In this talk, I first establish a predictive framework to guide the complex materials design space explorations for magnetic memory with desired device properties. [2] This framework is realized by leveraging state-of-the-art nanoscale chemical and structural characterization techniques. Using this framework, I demonstrate one of the highest performing voltage-controlled magnetic memory devices. In the second part of this talk, I introduce a cell-level physics-based model that illustrates materials requirements for reaching application-level energy and delay performance. [3] This model suggests that two materials parameters are critical and enables a benchmarking of write energy and speed based on various materials reported in the literature. These two bottom-up frameworks show the power of bridging materials, devices, and applications to guide memory materials, devices, and circuits research in the future.
Reference:
[1] X. Li, et al., “Voltage-controlled magnetoelectric memory and logic devices,” MRS Bulletin, vol. 43, pp. 970-977, 2018.
[2] X. Li, et al., “Predictive Materials Design of Magnetic Random-Access Memory Based on Nanoscale Atomic Structure and Element Distribution,” Nano Letters, vol. 19, pp. 8621-8629, 2019.
[3] X. Li, et al., “Materials Requirements of High-Speed and Low-Power Spin-Orbit-Torque Magnetic Random-Access Memory,” IEEE Journal of the Electron Devices Society, (Early Access) 2020. DOI: 10.1109/JEDS.2020.2984610
Biography:
Xiang (Shaun) Li received his Ph.D. degree in Electrical and Computer Engineering from UCLA in 2018, and his B.S. in Physics degree from Peking University, China in 2013. He is now a postdoctoral scholar at Stanford University jointly with Electrical Engineering, and Materials Science and Engineering departments. He is interested in novel materials and devices for non-volatile memory and neuromorphic applications. He has authored magnetic devices chapter of the IEEE Industry Roadmap for Devices and Systems (IRDS) and published 30+ papers with 1000+ citations in Nature Communications, Nano Letters, IEEE, APL, MRS Bulletin, PRL, and PRB.
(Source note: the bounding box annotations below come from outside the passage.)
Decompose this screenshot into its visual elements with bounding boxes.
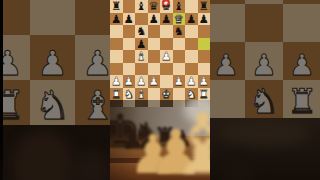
square-b6 bbox=[123, 25, 136, 38]
square-d8: ♛ bbox=[148, 0, 161, 13]
square-g7: ♟ bbox=[185, 13, 198, 26]
square-b8 bbox=[123, 0, 136, 13]
white-P-piece-h2: ♟ bbox=[198, 75, 211, 88]
black-R-piece-h8: ♜ bbox=[198, 0, 211, 13]
white-P-piece-a2: ♟ bbox=[110, 75, 123, 88]
square-a5 bbox=[110, 38, 123, 51]
square-b2: ♟ bbox=[123, 75, 136, 88]
square-f2: ♟ bbox=[173, 75, 186, 88]
photo-vignette bbox=[110, 100, 210, 180]
black-P-piece-g7: ♟ bbox=[185, 13, 198, 26]
chess-board: ♜♝♛♚#♝♜♟♟♟♟♛♟♟♞♞♟♝♟♟♟♟♟♟♟♟♜♞♝♚♞♜ bbox=[110, 0, 210, 100]
square-h5 bbox=[198, 38, 211, 51]
black-Q-piece-d8: ♛ bbox=[148, 0, 161, 13]
white-R-piece-a1: ♜ bbox=[110, 88, 123, 101]
black-P-piece-d7: ♟ bbox=[148, 13, 161, 26]
black-P-piece-a7: ♟ bbox=[110, 13, 123, 26]
square-h6 bbox=[198, 25, 211, 38]
white-P-piece-e4: ♟ bbox=[160, 50, 173, 63]
checkmate-badge: # bbox=[162, 0, 169, 6]
square-a1: ♜ bbox=[110, 88, 123, 101]
square-g6 bbox=[185, 25, 198, 38]
square-f6: ♞ bbox=[173, 25, 186, 38]
white-B-piece-c4: ♝ bbox=[135, 50, 148, 63]
square-d2: ♟ bbox=[148, 75, 161, 88]
square-a6 bbox=[110, 25, 123, 38]
square-g4 bbox=[185, 50, 198, 63]
black-P-piece-h7: ♟ bbox=[198, 13, 211, 26]
square-e6 bbox=[160, 25, 173, 38]
white-B-piece-c1: ♝ bbox=[135, 88, 148, 101]
square-h4 bbox=[198, 50, 211, 63]
chess-photo: ♚♟♞♜♟♟♟♝ bbox=[110, 100, 210, 180]
square-f4 bbox=[173, 50, 186, 63]
black-N-piece-f6: ♞ bbox=[173, 25, 186, 38]
black-R-piece-a8: ♜ bbox=[110, 0, 123, 13]
square-d1 bbox=[148, 88, 161, 101]
square-e8: ♚# bbox=[160, 0, 173, 13]
square-h7: ♟ bbox=[198, 13, 211, 26]
square-f1 bbox=[173, 88, 186, 101]
square-d5 bbox=[148, 38, 161, 51]
dim-overlay bbox=[0, 0, 110, 180]
frame-edge bbox=[0, 0, 3, 180]
square-c2: ♟ bbox=[135, 75, 148, 88]
white-P-piece-f2: ♟ bbox=[173, 75, 186, 88]
square-e7: ♟ bbox=[160, 13, 173, 26]
white-P-piece-g2: ♟ bbox=[185, 75, 198, 88]
square-b5 bbox=[123, 38, 136, 51]
square-a7: ♟ bbox=[110, 13, 123, 26]
white-N-piece-g1: ♞ bbox=[185, 88, 198, 101]
square-a8: ♜ bbox=[110, 0, 123, 13]
square-g8 bbox=[185, 0, 198, 13]
blurred-background-left: ♟♟♟♜♞♝ bbox=[0, 0, 110, 180]
square-g5 bbox=[185, 38, 198, 51]
square-e4: ♟ bbox=[160, 50, 173, 63]
square-a4 bbox=[110, 50, 123, 63]
blurred-background-right: ♟♟♟♞♜ bbox=[210, 0, 320, 180]
white-N-piece-b1: ♞ bbox=[123, 88, 136, 101]
square-d7: ♟ bbox=[148, 13, 161, 26]
black-B-piece-c8: ♝ bbox=[135, 0, 148, 13]
black-B-piece-f8: ♝ bbox=[173, 0, 186, 13]
square-d6 bbox=[148, 25, 161, 38]
square-c8: ♝ bbox=[135, 0, 148, 13]
square-c1: ♝ bbox=[135, 88, 148, 101]
square-c6: ♞ bbox=[135, 25, 148, 38]
white-K-piece-e1: ♚ bbox=[160, 88, 173, 101]
square-e1: ♚ bbox=[160, 88, 173, 101]
square-f8: ♝ bbox=[173, 0, 186, 13]
black-N-piece-c6: ♞ bbox=[135, 25, 148, 38]
square-h8: ♜ bbox=[198, 0, 211, 13]
square-h1: ♜ bbox=[198, 88, 211, 101]
square-f5 bbox=[173, 38, 186, 51]
white-P-piece-c2: ♟ bbox=[135, 75, 148, 88]
black-P-piece-e7: ♟ bbox=[160, 13, 173, 26]
square-a2: ♟ bbox=[110, 75, 123, 88]
square-h2: ♟ bbox=[198, 75, 211, 88]
square-e3 bbox=[160, 63, 173, 76]
square-b1: ♞ bbox=[123, 88, 136, 101]
white-R-piece-h1: ♜ bbox=[198, 88, 211, 101]
square-b7: ♟ bbox=[123, 13, 136, 26]
square-e2 bbox=[160, 75, 173, 88]
square-d4 bbox=[148, 50, 161, 63]
square-g1: ♞ bbox=[185, 88, 198, 101]
black-P-piece-b7: ♟ bbox=[123, 13, 136, 26]
white-P-piece-b2: ♟ bbox=[123, 75, 136, 88]
square-c4: ♝ bbox=[135, 50, 148, 63]
square-g2: ♟ bbox=[185, 75, 198, 88]
dim-overlay bbox=[210, 0, 320, 180]
video-frame: ♟♟♟♜♞♝ ♟♟♟♞♜ ♜♝♛♚#♝♜♟♟♟♟♛♟♟♞♞♟♝♟♟♟♟♟♟♟♟♜… bbox=[0, 0, 320, 180]
square-b4 bbox=[123, 50, 136, 63]
white-P-piece-d2: ♟ bbox=[148, 75, 161, 88]
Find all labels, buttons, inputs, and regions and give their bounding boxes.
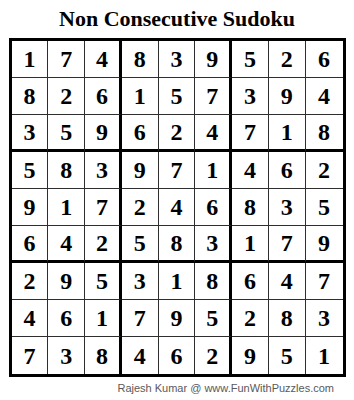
cell-r1c9: 6: [306, 41, 343, 78]
cell-r2c9: 4: [306, 78, 343, 115]
cell-r1c3: 4: [85, 41, 122, 78]
cell-r7c8: 4: [269, 263, 306, 300]
cell-r4c9: 2: [306, 152, 343, 189]
cell-r9c4: 4: [122, 337, 159, 374]
cell-r5c2: 1: [48, 189, 85, 226]
cell-r6c4: 5: [122, 226, 159, 263]
cell-r9c9: 1: [306, 337, 343, 374]
cell-r1c8: 2: [269, 41, 306, 78]
cell-r3c3: 9: [85, 115, 122, 152]
cell-r5c9: 5: [306, 189, 343, 226]
cell-r7c1: 2: [12, 263, 49, 300]
cell-r5c8: 3: [269, 189, 306, 226]
cell-r6c9: 9: [306, 226, 343, 263]
cell-r5c7: 8: [232, 189, 269, 226]
cell-r6c6: 3: [195, 226, 232, 263]
cell-r3c2: 5: [48, 115, 85, 152]
cell-r8c9: 3: [306, 300, 343, 337]
cell-r4c6: 1: [195, 152, 232, 189]
cell-r8c1: 4: [12, 300, 49, 337]
cell-r6c7: 1: [232, 226, 269, 263]
cell-r5c6: 6: [195, 189, 232, 226]
cell-r9c6: 2: [195, 337, 232, 374]
cell-r2c7: 3: [232, 78, 269, 115]
cell-r8c2: 6: [48, 300, 85, 337]
cell-r4c2: 8: [48, 152, 85, 189]
cell-r1c2: 7: [48, 41, 85, 78]
cell-r4c8: 6: [269, 152, 306, 189]
cell-r7c2: 9: [48, 263, 85, 300]
cell-r4c7: 4: [232, 152, 269, 189]
cell-r3c4: 6: [122, 115, 159, 152]
cell-r4c4: 9: [122, 152, 159, 189]
cell-r6c8: 7: [269, 226, 306, 263]
cell-r8c5: 9: [159, 300, 196, 337]
cell-r3c1: 3: [12, 115, 49, 152]
footer-credit: Rajesh Kumar @ www.FunWithPuzzles.com: [0, 382, 354, 394]
cell-r3c9: 8: [306, 115, 343, 152]
cell-r1c4: 8: [122, 41, 159, 78]
cell-r2c4: 1: [122, 78, 159, 115]
cell-r2c8: 9: [269, 78, 306, 115]
cell-r4c3: 3: [85, 152, 122, 189]
cell-r7c4: 3: [122, 263, 159, 300]
cell-r7c3: 5: [85, 263, 122, 300]
cell-r2c6: 7: [195, 78, 232, 115]
cell-r4c5: 7: [159, 152, 196, 189]
puzzle-title: Non Consecutive Sudoku: [0, 0, 354, 34]
cell-r7c7: 6: [232, 263, 269, 300]
cell-r9c2: 3: [48, 337, 85, 374]
cell-r2c2: 2: [48, 78, 85, 115]
cell-r2c3: 6: [85, 78, 122, 115]
cell-r5c4: 2: [122, 189, 159, 226]
cell-r1c6: 9: [195, 41, 232, 78]
cell-r7c5: 1: [159, 263, 196, 300]
cell-r6c3: 2: [85, 226, 122, 263]
cell-r5c5: 4: [159, 189, 196, 226]
puzzle-page: Non Consecutive Sudoku 17483952682615739…: [0, 0, 354, 400]
cell-r6c1: 6: [12, 226, 49, 263]
cell-r9c5: 6: [159, 337, 196, 374]
cell-r8c4: 7: [122, 300, 159, 337]
cell-r9c3: 8: [85, 337, 122, 374]
cell-r5c3: 7: [85, 189, 122, 226]
cell-r6c2: 4: [48, 226, 85, 263]
cell-r5c1: 9: [12, 189, 49, 226]
cell-r8c7: 2: [232, 300, 269, 337]
cell-r4c1: 5: [12, 152, 49, 189]
cell-r9c7: 9: [232, 337, 269, 374]
cell-r6c5: 8: [159, 226, 196, 263]
cell-r1c1: 1: [12, 41, 49, 78]
cell-r7c9: 7: [306, 263, 343, 300]
sudoku-grid: 1748395268261573943596247185839714629172…: [9, 38, 346, 377]
cell-r8c6: 5: [195, 300, 232, 337]
cell-r7c6: 8: [195, 263, 232, 300]
cell-r2c1: 8: [12, 78, 49, 115]
cell-r1c7: 5: [232, 41, 269, 78]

He also has extensive experience in entrepreneurship and technology commercialization. He participated in the Stanford Ignite Certificate Program in Innovation and Entrepreneurship at Stanford University Graduate School of Business in 2020. He acted as the Chief Technology Officer at Inston Inc., a startup spin-off from UCLA from 2018 to 2019. He was also a Technology Fellow at UCLA Technology Development Group from 2016 to 2017.